Following in the footsteps of his uncles George and Bruce, Longbottom attempted to make his mark in rugby league with the South Sydney Rabbitohs.

But after coming through the representative ranks with South Sydney, Longbottom’s dreams were crushed due to his height.

His rugby league career was over before it’d even begun.

“As a young kid playing rugby league, my uncles played for Souths growing up and watching them, that’s all I wanted to do was play for Souths,” Longbottom told RugbyPass.


“Coming through the junior reps… to be told that you’re ‘too small’, it’s quite disheartening. It does put this disbelief in your own head and doubt, and not the most positive talk for yourself.

“I just took a step away from rep footy for a bit, just focusing on working, having a bit of fun on the weekend, playing footy with my mates on the weekend.”

But when one door closes, another one opens – life can be funny like that.

Longbottom had only played one match of rugby union growing up, and there were uncontested scrums and lineouts. In his own words, he said it was “pretty much” rugby league.

Yet, an opportunity to play at the prestigious 2015 Ella 7s in Coffs Harbour saw the speedster make a seamless transition to the rival code.


Not only did Longbottom win the event, but he was also named the Player of the Tournament. Clearly, he was a player to watch going forward – and others agreed.

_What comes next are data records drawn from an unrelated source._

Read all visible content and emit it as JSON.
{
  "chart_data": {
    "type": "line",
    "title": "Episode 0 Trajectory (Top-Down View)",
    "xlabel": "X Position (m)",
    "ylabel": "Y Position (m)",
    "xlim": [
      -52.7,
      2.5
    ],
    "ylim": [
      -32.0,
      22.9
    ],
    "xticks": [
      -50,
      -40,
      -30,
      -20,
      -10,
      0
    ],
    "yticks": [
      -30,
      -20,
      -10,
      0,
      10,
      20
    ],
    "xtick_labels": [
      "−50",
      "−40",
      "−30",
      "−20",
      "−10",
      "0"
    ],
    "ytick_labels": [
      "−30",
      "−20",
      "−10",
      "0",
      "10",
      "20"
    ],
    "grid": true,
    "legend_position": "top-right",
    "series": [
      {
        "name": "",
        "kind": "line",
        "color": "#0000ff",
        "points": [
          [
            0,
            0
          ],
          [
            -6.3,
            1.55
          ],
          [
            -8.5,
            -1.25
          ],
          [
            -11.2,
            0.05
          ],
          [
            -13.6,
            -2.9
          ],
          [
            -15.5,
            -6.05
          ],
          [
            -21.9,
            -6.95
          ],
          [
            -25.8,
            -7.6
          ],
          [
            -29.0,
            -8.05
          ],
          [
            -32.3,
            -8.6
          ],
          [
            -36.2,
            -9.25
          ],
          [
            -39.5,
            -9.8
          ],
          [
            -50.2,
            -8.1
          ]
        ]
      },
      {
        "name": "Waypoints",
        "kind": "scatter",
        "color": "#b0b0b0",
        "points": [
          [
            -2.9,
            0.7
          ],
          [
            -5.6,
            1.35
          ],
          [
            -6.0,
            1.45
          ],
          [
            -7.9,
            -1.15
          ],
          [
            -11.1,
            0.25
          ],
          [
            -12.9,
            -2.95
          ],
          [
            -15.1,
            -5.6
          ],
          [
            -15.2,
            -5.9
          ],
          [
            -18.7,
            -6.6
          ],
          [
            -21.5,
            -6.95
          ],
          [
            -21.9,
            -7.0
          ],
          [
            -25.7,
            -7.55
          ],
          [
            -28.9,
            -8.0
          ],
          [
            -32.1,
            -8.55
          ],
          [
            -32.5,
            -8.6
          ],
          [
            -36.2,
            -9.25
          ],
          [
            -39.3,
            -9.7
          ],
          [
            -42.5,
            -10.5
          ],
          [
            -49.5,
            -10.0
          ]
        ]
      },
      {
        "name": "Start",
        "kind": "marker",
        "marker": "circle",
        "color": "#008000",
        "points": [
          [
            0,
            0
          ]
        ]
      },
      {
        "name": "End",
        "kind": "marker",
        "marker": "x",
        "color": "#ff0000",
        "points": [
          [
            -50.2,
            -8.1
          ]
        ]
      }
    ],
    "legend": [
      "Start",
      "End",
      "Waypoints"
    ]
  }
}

“At the time I got picked to go down to Adelaide to play in the Llyod McDermott team, and the Aussie Sevens coach was there at the time, and actually invited me to training for three days,” he added.

“Funny enough, on the first day I made a break and pulled my hamstring. Middle of nowhere, no one was near me.

“We ended up going to Germany, we won Germany in the Munich Sevens, and it was at the end of that tournament where he said ‘you’re not going anywhere, we’re going to sign you when we get back to Sydney.’

“For that little moment there, that was the big moment for me. (When) you put your mind to it and you put some hard work in, there’s no goal you can’t achieve.”

Longbottom has taken every opportunity to don green and gold with both hands throughout his decorated career, which has included two Commonwealth Games appearances.

The Australian has become a crucial part of head coach John Manenti’s plans, and captained the team on Day Three of the Sydney Sevens last month.

Even though he’s the shortest player in the team – second shortest Henry Hutchison is 10cm taller – Longbottom hasn’t skipped a beat.

Playing with his heart on his sleeve, Longbottom is pound-for-pound one of the best players in this year’s Sevens World Series.

“These opportunities don’t come around often, so when these opportunities do come around, you have to take it. You have to make it last as long as you can.

“For me it’s staying hungry and if I’m lacking in anything, it’s making sure I’m doing everything I possibly can to get my hunger back up there.

“There’s no better way than the double Olympics.

“I’m still hungry every single day to achieve and be at the top of my game.”

The Australian Men’s Sevens team are eager to improve on their disappointing tournament in Sydney, where they were knocked out in the Cup quarterfinals by France.

Australia went on to lose their next match against Samoa as well, which has seen them drop down to eighth on the World Series standings.

“It’s disappointing. Two weeks in a row we’ve fallen short in our quarterfinal match.

“That quarterfinal game, I couldn’t fault the boys’ efforts. Everyone was putting their all in and putting their body in the line.

“It just comes down to France wanted it more than us.

“We’ve just got to be better in those areas and those pressure moments, and that’s something that we looked back on last week and something we’ve been pushing in training.

“We’ve been working fairly hard in this next little block before LA.”

Longbottom and the Men’s Sevens team will be back in action at the end of this month when the World Series heads to LA.